UVB ışınlarının %90'ı cildin yüzey tabakası olan epidermis tarafından emilir. Cildin yüzeyini renklendiren melanositler tarafından salgılanan melanin adı verilen bir pigmentin üretimini uyarırlar. Ama bu güzel bronzluk aslında cildin güneşin saldırganlığına karşı savunmasıdır. Ve UVB'ye maruz kalma çok güçlü olduğunda, cilt artık kendini koruyamaz, o zaman güneş yanığı söz konusu olur (başlıca suçlu UVB'dir). Yüksek enerjili UVB, cilt hücrelerinin DNA'sına doğrudan zarar verebilir: DNA lezyonları. Uzun vadede, bu cilt kanserlerinin oluşumuna yol açabilir.
UVA ışınları doğrudan cildin en derin tabakası olan hipodermise nüfuz eder. Uzun süre zararsız oldukları düşünüldü çünkü UVB'den farklı olarak güneş yanığına neden olmazlar, bu nedenle cilde nüfuz ettiklerinde rahatsızlık vermezler.
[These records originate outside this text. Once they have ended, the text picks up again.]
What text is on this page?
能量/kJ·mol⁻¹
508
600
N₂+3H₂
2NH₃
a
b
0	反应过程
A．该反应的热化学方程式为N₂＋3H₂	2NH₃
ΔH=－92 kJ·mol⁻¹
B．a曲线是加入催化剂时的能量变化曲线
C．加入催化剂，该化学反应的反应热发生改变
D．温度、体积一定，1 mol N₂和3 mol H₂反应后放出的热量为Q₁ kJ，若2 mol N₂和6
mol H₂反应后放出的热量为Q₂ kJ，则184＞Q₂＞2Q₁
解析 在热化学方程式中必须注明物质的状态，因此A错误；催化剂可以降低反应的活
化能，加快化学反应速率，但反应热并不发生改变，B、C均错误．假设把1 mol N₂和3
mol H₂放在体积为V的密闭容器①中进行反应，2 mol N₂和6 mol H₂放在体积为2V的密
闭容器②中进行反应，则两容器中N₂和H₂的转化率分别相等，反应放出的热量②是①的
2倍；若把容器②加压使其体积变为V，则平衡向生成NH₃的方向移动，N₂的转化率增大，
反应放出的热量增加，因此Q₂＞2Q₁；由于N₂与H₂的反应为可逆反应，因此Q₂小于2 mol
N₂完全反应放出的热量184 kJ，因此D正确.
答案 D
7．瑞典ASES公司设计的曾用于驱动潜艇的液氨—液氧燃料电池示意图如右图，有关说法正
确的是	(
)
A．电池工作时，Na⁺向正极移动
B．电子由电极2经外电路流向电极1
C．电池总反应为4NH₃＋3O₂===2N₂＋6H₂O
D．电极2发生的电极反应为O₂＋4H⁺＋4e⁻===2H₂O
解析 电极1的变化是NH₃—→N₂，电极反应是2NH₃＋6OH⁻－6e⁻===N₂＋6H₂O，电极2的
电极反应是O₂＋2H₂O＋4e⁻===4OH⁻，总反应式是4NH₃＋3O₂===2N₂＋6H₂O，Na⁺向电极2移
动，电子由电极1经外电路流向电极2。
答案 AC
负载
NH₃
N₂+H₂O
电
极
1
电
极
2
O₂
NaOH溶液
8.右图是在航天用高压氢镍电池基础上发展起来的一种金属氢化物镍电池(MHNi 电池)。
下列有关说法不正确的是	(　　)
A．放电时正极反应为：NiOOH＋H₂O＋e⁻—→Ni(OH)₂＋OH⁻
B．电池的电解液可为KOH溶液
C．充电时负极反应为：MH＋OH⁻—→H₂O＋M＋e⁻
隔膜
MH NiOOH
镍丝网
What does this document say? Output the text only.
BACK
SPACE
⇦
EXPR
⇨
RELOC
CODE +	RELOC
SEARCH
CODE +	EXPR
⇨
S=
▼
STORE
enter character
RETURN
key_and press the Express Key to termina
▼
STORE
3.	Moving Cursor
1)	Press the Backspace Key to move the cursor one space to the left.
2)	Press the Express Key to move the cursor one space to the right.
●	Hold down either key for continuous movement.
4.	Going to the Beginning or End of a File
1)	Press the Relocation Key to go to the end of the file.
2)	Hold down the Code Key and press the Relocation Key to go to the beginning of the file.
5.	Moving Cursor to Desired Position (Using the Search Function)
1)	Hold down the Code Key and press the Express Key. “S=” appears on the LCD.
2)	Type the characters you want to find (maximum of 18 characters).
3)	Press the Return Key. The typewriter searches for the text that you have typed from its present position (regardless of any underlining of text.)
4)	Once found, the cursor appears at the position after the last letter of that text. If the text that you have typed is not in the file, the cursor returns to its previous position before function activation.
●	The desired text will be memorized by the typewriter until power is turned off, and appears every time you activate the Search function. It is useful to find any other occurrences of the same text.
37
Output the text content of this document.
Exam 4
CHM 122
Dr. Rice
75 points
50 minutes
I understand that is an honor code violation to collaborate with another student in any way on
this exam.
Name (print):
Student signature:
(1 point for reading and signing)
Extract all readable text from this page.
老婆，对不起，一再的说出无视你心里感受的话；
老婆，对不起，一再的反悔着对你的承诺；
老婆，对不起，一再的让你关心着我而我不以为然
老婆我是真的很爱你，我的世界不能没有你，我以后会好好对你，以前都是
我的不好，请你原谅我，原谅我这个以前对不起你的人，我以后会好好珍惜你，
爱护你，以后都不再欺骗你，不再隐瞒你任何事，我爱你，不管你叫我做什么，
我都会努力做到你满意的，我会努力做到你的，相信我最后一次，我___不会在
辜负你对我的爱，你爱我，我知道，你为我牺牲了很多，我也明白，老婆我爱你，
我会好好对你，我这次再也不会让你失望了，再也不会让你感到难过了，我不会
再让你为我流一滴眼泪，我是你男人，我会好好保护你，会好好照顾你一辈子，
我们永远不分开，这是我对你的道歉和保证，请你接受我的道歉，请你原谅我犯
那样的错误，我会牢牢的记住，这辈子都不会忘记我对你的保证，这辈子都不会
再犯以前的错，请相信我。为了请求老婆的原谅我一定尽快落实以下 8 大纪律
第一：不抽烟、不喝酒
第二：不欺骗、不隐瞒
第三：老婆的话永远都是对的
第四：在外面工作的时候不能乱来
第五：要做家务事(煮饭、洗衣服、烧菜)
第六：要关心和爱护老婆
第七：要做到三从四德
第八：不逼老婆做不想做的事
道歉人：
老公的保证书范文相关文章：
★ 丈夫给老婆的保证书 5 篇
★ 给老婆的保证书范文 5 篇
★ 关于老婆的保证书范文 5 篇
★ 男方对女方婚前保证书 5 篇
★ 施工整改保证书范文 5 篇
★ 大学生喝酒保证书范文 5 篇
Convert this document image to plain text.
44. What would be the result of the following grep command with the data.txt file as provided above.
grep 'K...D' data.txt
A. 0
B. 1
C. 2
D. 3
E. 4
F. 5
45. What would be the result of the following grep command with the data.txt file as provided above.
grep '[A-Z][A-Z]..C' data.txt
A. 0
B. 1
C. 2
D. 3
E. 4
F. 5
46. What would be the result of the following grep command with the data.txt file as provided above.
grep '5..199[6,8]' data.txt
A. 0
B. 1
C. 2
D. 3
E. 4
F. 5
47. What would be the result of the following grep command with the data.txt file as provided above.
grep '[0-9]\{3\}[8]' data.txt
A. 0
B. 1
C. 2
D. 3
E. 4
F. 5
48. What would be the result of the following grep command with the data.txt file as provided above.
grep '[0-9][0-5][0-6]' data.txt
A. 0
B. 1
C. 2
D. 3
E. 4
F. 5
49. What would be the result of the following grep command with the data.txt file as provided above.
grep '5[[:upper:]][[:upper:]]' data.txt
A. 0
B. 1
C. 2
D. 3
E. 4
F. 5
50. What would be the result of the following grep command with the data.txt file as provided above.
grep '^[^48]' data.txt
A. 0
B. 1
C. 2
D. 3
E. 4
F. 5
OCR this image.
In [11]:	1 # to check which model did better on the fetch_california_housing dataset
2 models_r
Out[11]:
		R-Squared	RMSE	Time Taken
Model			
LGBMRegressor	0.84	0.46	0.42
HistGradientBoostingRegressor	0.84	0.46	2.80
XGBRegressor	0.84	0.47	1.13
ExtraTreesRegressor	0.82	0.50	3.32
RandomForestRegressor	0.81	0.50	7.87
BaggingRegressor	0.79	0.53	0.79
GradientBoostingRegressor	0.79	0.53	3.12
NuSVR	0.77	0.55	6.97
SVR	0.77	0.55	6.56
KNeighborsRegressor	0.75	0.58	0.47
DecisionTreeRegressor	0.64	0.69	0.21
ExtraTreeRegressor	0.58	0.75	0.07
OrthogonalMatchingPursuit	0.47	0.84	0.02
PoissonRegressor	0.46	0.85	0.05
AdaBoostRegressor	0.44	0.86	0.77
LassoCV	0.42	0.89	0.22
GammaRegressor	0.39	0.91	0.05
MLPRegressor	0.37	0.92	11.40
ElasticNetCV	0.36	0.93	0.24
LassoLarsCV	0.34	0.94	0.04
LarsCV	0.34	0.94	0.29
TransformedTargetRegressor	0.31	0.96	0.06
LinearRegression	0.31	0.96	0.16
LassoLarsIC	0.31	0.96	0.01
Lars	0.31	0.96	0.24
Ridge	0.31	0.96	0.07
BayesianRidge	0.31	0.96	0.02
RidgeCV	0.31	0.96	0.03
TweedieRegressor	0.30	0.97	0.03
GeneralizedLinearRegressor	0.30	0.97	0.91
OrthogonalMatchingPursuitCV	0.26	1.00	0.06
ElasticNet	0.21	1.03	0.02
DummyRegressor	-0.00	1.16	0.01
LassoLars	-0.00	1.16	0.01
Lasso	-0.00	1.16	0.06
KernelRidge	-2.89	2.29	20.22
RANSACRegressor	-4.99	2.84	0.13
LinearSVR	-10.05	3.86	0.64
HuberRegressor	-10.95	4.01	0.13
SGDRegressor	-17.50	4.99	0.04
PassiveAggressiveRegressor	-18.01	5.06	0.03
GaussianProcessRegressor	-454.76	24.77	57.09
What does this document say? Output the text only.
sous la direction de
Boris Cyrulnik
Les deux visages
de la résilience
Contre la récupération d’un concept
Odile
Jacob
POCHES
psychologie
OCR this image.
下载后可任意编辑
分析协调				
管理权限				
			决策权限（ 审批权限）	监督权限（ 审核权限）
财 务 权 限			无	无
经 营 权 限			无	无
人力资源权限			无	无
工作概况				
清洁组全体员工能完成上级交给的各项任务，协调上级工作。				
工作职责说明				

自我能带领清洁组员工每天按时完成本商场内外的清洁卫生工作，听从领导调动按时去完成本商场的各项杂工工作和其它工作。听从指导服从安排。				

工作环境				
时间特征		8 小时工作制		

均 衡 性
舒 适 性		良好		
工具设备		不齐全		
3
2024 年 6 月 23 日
Bununla birlikte, UVA ışınları, cilt hücrelerinde elastin kaybına neden oldukları için cilt yaşlanmasının ana suçlularıdır. Cilt esnekliğini kaybeder, kurur ve kırışıklıklar belirir ve derinleşir. UVA ışınları ayrıca belirli cilt kanserlerinin ve melanomların gelişiminde rol oynar.
Yazın kumsalda dinlenmeyi hepimiz sevsek de, güneşe maruz kalmak risksiz değildir. Ultraviyole ışık çok sayıda cilt reaksiyonuna ve cilt ve gözlerde geri dönüşü olmayan hasarlara neden olabilir. En ağır vakalarda, hasar ölümcül olabilir.